Quali sono stati i tuoi maestri, i tuoi riferimenti fotografici e artistici?
“Ho avuto la fortuna di nascere in una famiglia di artisti, quello che mi ha più influenzato è stato lo zio Gino Severini, il grande pittore futurista, veniva d’estate in Sicilia e passavo ore a guardarlo dipingere e vivere molto semplicemente, da artista”.

Quali sono le tue fonti di ispirazione?
“La bellezza”.

Quale delle altre arti ti ispira di più? Teatro cinema, letteratura..esempi?
“L’architettura è la più grande delle arti perché le comprende tutte, e naturalmente la musica”.

Hai delle ossessioni?
“Di essere sempre stato il numero 2, mi secca, c’è ne è sempre uno più bravo di me”.

Quanto è importante la post produzione nel tuo lavoro?
“La post produzione è sempre esistita, prima si chiamava camera oscura”.

Cosa pensi dei ritocchi?
“Anche i ritocchi sono sempre esistiti, prima erano più difficili e molto più cari, se lo potevano permettere solo i fotografi di successo, ora lo fanno tutti e piuttosto male con poche eccezioni. Ricordo in particolare di avere cercato, invano, da giovane aspirante fotografo, di fare una foto ispirata al grande Avedon con delle fantastiche ombre sotto gli zigomi. 30 anni dopo ho conosciuto il ritoccatore”.

Cosa credi che faccia risaltare una foto piuttosto che un’altra?
“Il punto di vista, vediamo tutti le stesse cose, pochi lo vedono in un modo diverso ed originale, se non ti ricordi un’immagine vuol dire che era meglio non farla, io me ne ricordo abbastanza poche”.

You take or make a picture?
“I am not a photo reporter I make pictures”.

Qual è il ruolo della bellezza nelle tue immagini?
“È tutto, e vorrei aggiungere che a differenza di quello che dicono in molti, la bellezza non è soggettiva”.

Qual è la differenza nel tuo approccio ai diversi soggetti che hai fotografato:  donne – uomini – architetture?
“L’approccio è assolutamente lo stesso, anche i paesaggi hanno una personalità”.

Cosa ti affascina in una donna?
“La personalità ed il carattere”.

Credi che la bellezza femminile abbia un’età? E Quella maschile?
“Non ho mai creduto che avesse un’età, la bellezza è un valore universale e non è monopolio della povera razza umana”.

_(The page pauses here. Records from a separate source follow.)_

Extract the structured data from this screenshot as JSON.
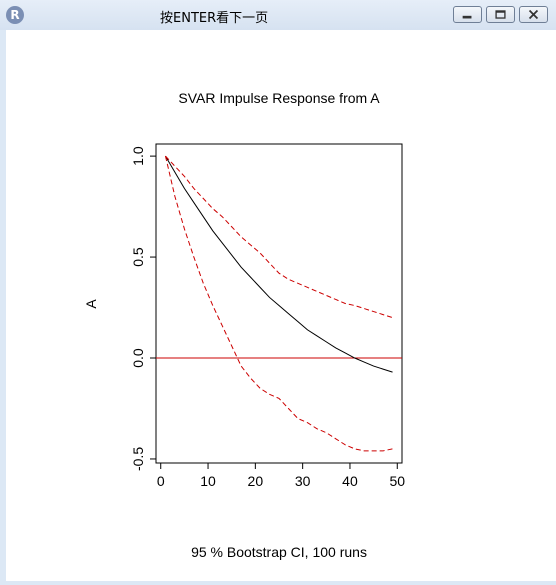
{
  "window": {
    "title": "按ENTER看下一页",
    "app_icon": "R"
  },
  "chart_data": {
    "type": "line",
    "title": "SVAR Impulse Response from A",
    "xlabel": "95 % Bootstrap CI,  100 runs",
    "ylabel": "A",
    "xlim": [
      -1,
      51
    ],
    "ylim": [
      -0.52,
      1.06
    ],
    "xticks": [
      "0",
      "10",
      "20",
      "30",
      "40",
      "50"
    ],
    "yticks": [
      "-0.5",
      "0.0",
      "0.5",
      "1.0"
    ],
    "grid": false,
    "colors": {
      "irf": "#000000",
      "ci": "#cc0000",
      "zero": "#cc0000"
    },
    "hline": 0,
    "x": [
      1,
      3,
      5,
      7,
      9,
      11,
      13,
      15,
      17,
      19,
      21,
      23,
      25,
      27,
      29,
      31,
      33,
      35,
      37,
      39,
      41,
      43,
      45,
      47,
      49
    ],
    "series": [
      {
        "values": [
          1.0,
          0.92,
          0.84,
          0.77,
          0.7,
          0.63,
          0.57,
          0.51,
          0.45,
          0.4,
          0.35,
          0.3,
          0.26,
          0.22,
          0.18,
          0.14,
          0.11,
          0.08,
          0.05,
          0.025,
          0.0,
          -0.02,
          -0.04,
          -0.055,
          -0.07
        ]
      },
      {
        "values": [
          1.0,
          0.95,
          0.9,
          0.84,
          0.79,
          0.74,
          0.7,
          0.65,
          0.6,
          0.56,
          0.52,
          0.47,
          0.42,
          0.39,
          0.37,
          0.35,
          0.33,
          0.31,
          0.29,
          0.27,
          0.26,
          0.245,
          0.23,
          0.215,
          0.2
        ]
      },
      {
        "values": [
          1.0,
          0.8,
          0.64,
          0.5,
          0.37,
          0.26,
          0.16,
          0.06,
          -0.04,
          -0.1,
          -0.15,
          -0.18,
          -0.2,
          -0.25,
          -0.3,
          -0.32,
          -0.35,
          -0.37,
          -0.4,
          -0.43,
          -0.45,
          -0.46,
          -0.46,
          -0.46,
          -0.45
        ]
      }
    ]
  }
}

Chi ancora vorresti fotografare?
“Animali, possibilmente selvaggi”.

Cosa pensi delle immagini fatte con gli smartphone?
“Non è un’idea originale, la merda di artista l’aveva già inventata Piero Manzoni negli anni ’60”.

A cosa stai lavorando oggi?
“Sommerso da miliardi di foto fatte con i telefonini mi sono rifugiato nel trasformare le mie foto cosiddette “Iconiche” in tre dimensioni. Anche questo sarà presto alla portata di tutti con le nuove stampanti 3D di prossima commercializzazione, in ogni caso mi è sempre piaciuto fare le cose nuove prima degli altri, per non parlare del piacere di dare dei bei colpi di scalpello ad un materiale nobile come il marmo, è bello fare ancora qualcosa con le mani. Il progetto è nato in collaborazione con il mio amico Gualtiero Vanelli di Carrara, che ha messo a mia disposizione le sue importanti capacità di produzione ed i famosi Marmi Statuari di Carrara. Vorrei recuperare l’importanza del lavoro artigianale nella fotografia che purtroppo stà scomparendo ucciso dalla tecnologia”.